If you do this while your water softener is regenerating, it’s likely that salty water will enter your home’s pipes. The next morning, the water in your pipes will come out of your faucets.
This is easy enough to resolve. Just open your faucet and leave it to run for a couple of minutes, until your water is back to its normal taste.
Low Water Pressure
If your water pressure is lower than 30 PSI, it might not be fast-flowing enough to properly get through your softener.
Most water softeners work best with a water pressure of around 45-70 PSI. Anything lower than this may affect soft water production.
You can use a pressure gauge to read your water pressure if you’re unsure. You may want to buy a booster pump to send water through your pipes at a faster rate.
Incoming Water Has High Sodium Content
Rarely, the problem might not be with your water softener itself, but with the drinking water that enters your home.
If your water supply contains a high level of sodium already, your water softener will only add to this. It’s worth testing your drinking water for sodium ions before it reaches your water softener.
❔ Frequently Asked Questions
How much sodium should my water contain?
The exact amount of sodium needed to soften your water depends on your hardness. The harder the water, the more magnesium and calcium minerals it’ll contain – and the more sodium ions will be needed to replace them.
You can work out how much sodium will be added to your water once you know your hardness level in GPG. Then use this calculation:
Water hardness x sodium added per gallon / 16 (cups in a gallon) = amount of sodium in one 8-ounce glass.
For example, if you had a water hardness of 11 GPG and you added 30 mg of sodium per gallon, the calculation would look like this:
11 x 30/ 16 = 20.6 mg sodium/ cup
Related: The Truth About Water Softeners
How can I reduce sodium consumption?
This guide should have answered the question: “Why does my water taste salty?” But perhaps you’d rather not drink even trace amounts of sodium in your water. You might also have a medical condition that requires you to restrict your sodium intake where possible.
In this case, you’d benefit from adding potassium chloride to your hard water softener instead of sodium. Potassium chloride is almost entirely salt-free.

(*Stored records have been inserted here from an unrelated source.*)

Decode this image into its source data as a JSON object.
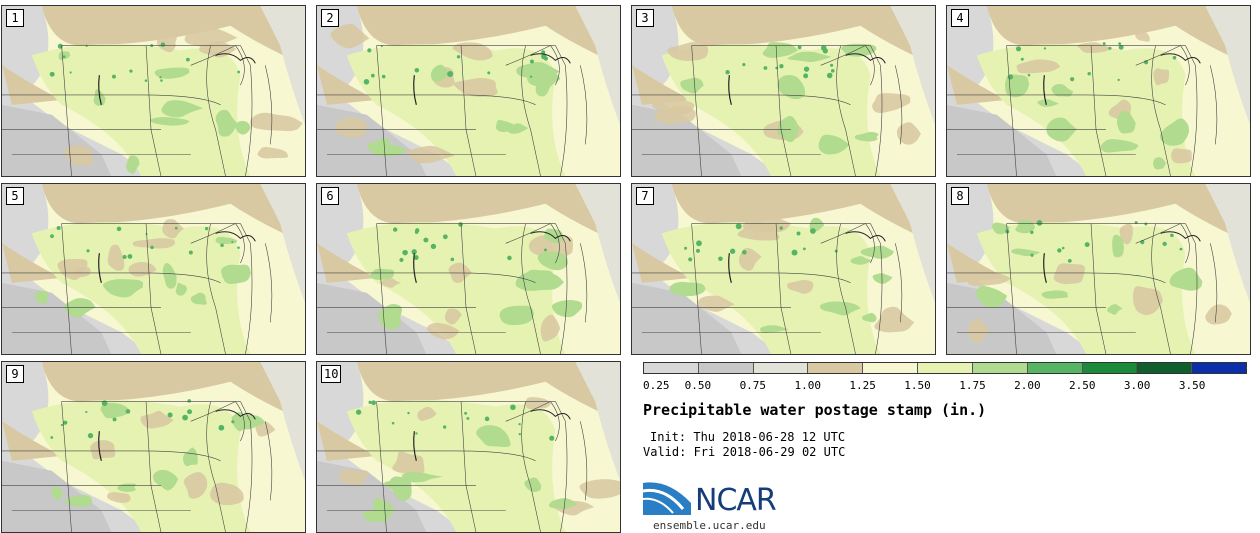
{
  "panels": [
    {
      "label": "1"
    },
    {
      "label": "2"
    },
    {
      "label": "3"
    },
    {
      "label": "4"
    },
    {
      "label": "5"
    },
    {
      "label": "6"
    },
    {
      "label": "7"
    },
    {
      "label": "8"
    },
    {
      "label": "9"
    },
    {
      "label": "10"
    }
  ],
  "legend": {
    "tick_labels": [
      "0.25",
      "0.50",
      "0.75",
      "1.00",
      "1.25",
      "1.50",
      "1.75",
      "2.00",
      "2.50",
      "3.00",
      "3.50"
    ],
    "bin_colors": [
      "#d8d8d8",
      "#c8c8c8",
      "#e2e2d8",
      "#d8c9a2",
      "#f7f7d2",
      "#e6f2b2",
      "#b1db8f",
      "#55b565",
      "#1b8a3a",
      "#0f5e2b",
      "#0a2fa8"
    ]
  },
  "info": {
    "title": "Precipitable water postage stamp (in.)",
    "init": "Init: Thu 2018-06-28 12 UTC",
    "valid": "Valid: Fri 2018-06-29 02 UTC"
  },
  "branding": {
    "logo_text": "NCAR",
    "website": "ensemble.ucar.edu",
    "logo_color": "#153d7a"
  }
}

An alternative is to filter your softened water to remove excess sodium before you drink it. Utilizing a reverse osmosis system is the best way to achieve this. As an added bonus, the filter will remove additional contaminants like chlorine and lead.
A final option is to use a reverse osmosis unit as the final point of use for drinking water after the softener. Depending on your hardness you could opt to use a reverse osmosis instead of a softener as well. Reverse osmosis systems are typically just as effective as water softeners at removing calcium and magnesium. However, if you have particularly hard water, reverse osmosis may not be suitable, as the high mineral content could damage the RO membrane.